Publié le 22 août 2017

L’accord entre l’UCL et l’École Polytechnique Fédérale de Lausanne (EPFL), une des meilleures écoles de sciences et ingénierie d’Europe, pour promouvoir des thèses de doctorat en cotutelle donne son premier fruit. Nicolas Van der Noot (iMMC) soutiendra en effet publiquement sa thèse ce 30 août à l’UCL après l’avoir défendue en privé à Lausanne le 21 juin dernier.

Ses travaux portent sur le développement de modèles de locomotion bio-inspirés pour la marche de robots humanoïdes.
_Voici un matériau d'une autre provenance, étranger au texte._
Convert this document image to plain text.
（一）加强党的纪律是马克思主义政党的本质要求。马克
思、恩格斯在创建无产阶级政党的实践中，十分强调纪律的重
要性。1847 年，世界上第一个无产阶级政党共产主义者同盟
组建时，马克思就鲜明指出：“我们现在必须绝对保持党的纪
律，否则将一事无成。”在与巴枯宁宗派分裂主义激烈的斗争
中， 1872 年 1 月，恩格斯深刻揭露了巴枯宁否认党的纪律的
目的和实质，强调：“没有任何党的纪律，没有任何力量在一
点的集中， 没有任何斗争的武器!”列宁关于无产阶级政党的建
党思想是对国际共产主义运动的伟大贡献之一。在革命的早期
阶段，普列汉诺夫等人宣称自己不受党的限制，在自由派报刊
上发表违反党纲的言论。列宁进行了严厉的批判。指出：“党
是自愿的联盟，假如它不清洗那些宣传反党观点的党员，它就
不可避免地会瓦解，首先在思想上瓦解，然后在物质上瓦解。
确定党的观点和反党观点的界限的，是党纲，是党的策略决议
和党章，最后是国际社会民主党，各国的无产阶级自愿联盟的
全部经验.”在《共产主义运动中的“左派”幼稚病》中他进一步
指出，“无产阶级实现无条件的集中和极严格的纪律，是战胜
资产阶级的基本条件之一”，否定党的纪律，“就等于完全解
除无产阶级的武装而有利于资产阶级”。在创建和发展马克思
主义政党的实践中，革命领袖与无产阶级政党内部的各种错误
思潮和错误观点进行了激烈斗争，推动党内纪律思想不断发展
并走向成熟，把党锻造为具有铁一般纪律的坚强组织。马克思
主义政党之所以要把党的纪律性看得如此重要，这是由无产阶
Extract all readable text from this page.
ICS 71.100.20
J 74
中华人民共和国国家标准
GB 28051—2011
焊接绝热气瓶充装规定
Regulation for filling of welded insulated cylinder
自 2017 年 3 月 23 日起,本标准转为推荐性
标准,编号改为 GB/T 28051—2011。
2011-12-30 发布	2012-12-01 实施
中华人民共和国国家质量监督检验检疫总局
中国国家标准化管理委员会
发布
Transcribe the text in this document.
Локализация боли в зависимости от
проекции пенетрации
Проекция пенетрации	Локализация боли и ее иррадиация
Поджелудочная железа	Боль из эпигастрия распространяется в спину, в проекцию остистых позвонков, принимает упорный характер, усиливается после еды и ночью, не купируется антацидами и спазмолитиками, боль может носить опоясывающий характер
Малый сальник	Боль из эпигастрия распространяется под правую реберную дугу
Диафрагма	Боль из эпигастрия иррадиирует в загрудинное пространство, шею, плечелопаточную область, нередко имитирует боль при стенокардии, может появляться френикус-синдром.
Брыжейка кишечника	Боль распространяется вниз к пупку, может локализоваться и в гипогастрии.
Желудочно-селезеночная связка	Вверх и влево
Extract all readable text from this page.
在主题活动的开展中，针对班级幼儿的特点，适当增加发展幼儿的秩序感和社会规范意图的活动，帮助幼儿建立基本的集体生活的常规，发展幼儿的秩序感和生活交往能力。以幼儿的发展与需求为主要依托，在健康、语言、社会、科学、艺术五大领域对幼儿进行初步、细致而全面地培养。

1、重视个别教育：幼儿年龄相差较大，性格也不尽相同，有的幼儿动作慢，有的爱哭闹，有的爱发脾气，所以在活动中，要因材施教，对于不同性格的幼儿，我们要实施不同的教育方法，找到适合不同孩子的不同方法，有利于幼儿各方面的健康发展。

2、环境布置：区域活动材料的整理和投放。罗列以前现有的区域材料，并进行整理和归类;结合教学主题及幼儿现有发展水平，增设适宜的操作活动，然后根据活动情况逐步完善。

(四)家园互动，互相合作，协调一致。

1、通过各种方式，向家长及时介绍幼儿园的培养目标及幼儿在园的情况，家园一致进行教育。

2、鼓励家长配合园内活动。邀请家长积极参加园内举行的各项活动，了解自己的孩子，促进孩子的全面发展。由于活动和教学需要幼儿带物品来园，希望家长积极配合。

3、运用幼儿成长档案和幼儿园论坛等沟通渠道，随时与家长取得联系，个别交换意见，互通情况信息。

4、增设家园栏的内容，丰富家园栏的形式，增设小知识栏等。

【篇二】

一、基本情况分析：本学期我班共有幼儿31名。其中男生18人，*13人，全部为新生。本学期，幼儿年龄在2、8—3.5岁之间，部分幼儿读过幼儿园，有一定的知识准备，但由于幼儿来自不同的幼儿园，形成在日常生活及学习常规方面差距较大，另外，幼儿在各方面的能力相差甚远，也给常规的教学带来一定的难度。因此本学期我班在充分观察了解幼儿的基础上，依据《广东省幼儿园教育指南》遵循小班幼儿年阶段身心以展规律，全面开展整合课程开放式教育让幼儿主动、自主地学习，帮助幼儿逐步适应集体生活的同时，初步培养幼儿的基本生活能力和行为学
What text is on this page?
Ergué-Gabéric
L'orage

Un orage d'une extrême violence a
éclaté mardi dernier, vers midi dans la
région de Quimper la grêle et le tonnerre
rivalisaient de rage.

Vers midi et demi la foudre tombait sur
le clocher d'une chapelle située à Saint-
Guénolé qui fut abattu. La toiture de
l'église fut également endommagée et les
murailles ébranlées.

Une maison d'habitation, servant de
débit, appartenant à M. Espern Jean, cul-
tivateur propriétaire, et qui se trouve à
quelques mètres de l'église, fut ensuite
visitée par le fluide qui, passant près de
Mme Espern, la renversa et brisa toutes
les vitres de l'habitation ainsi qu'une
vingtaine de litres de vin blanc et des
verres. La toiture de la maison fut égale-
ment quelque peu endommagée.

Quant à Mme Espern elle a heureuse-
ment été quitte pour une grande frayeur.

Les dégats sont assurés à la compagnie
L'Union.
Son objectif ? Faire un pas de plus vers des robots adoptant une démarche comme la nôtre, chose que les robots industriels actuels sont incapables de faire. A long terme ce type de robot pourrait être utilisé pour intervenir sur des zones sinistrées suite à des catastrophes naturelles ou à un accident nucléaire par exemple.

Pour ce faire, Nicolas Van der Noot s’est inspiré à la fois de la robotique industrielle classique et de la modélisation de la marche de l’homme. Il a d’abord implémenté, virtuellement et grâce à des algorithmes, les propriétés musculaires caractéristiques de l’homme aux robots et ensuite appris à les contrôler via une série de petits moteurs présents dans la structure des robots. Un travail de longue haleine, d’apprentissage par essai et erreur, un peu à l’image d’un enfant qui apprend à marcher…

Grâce à la cotutelle avec l’EPFL, Nicolas Van der Noot a pu tester ses résultats en conditions réelles avec le robot COMAN. Il a ainsi réussi à faire faire à ce robot, de la taille d’un enfant de 5 ans, une cinquantaine de pas sur un tapis roulant en lui tenant la main pour qu’il ne tombe pas. Un grand pas pour ce robot humanoïde!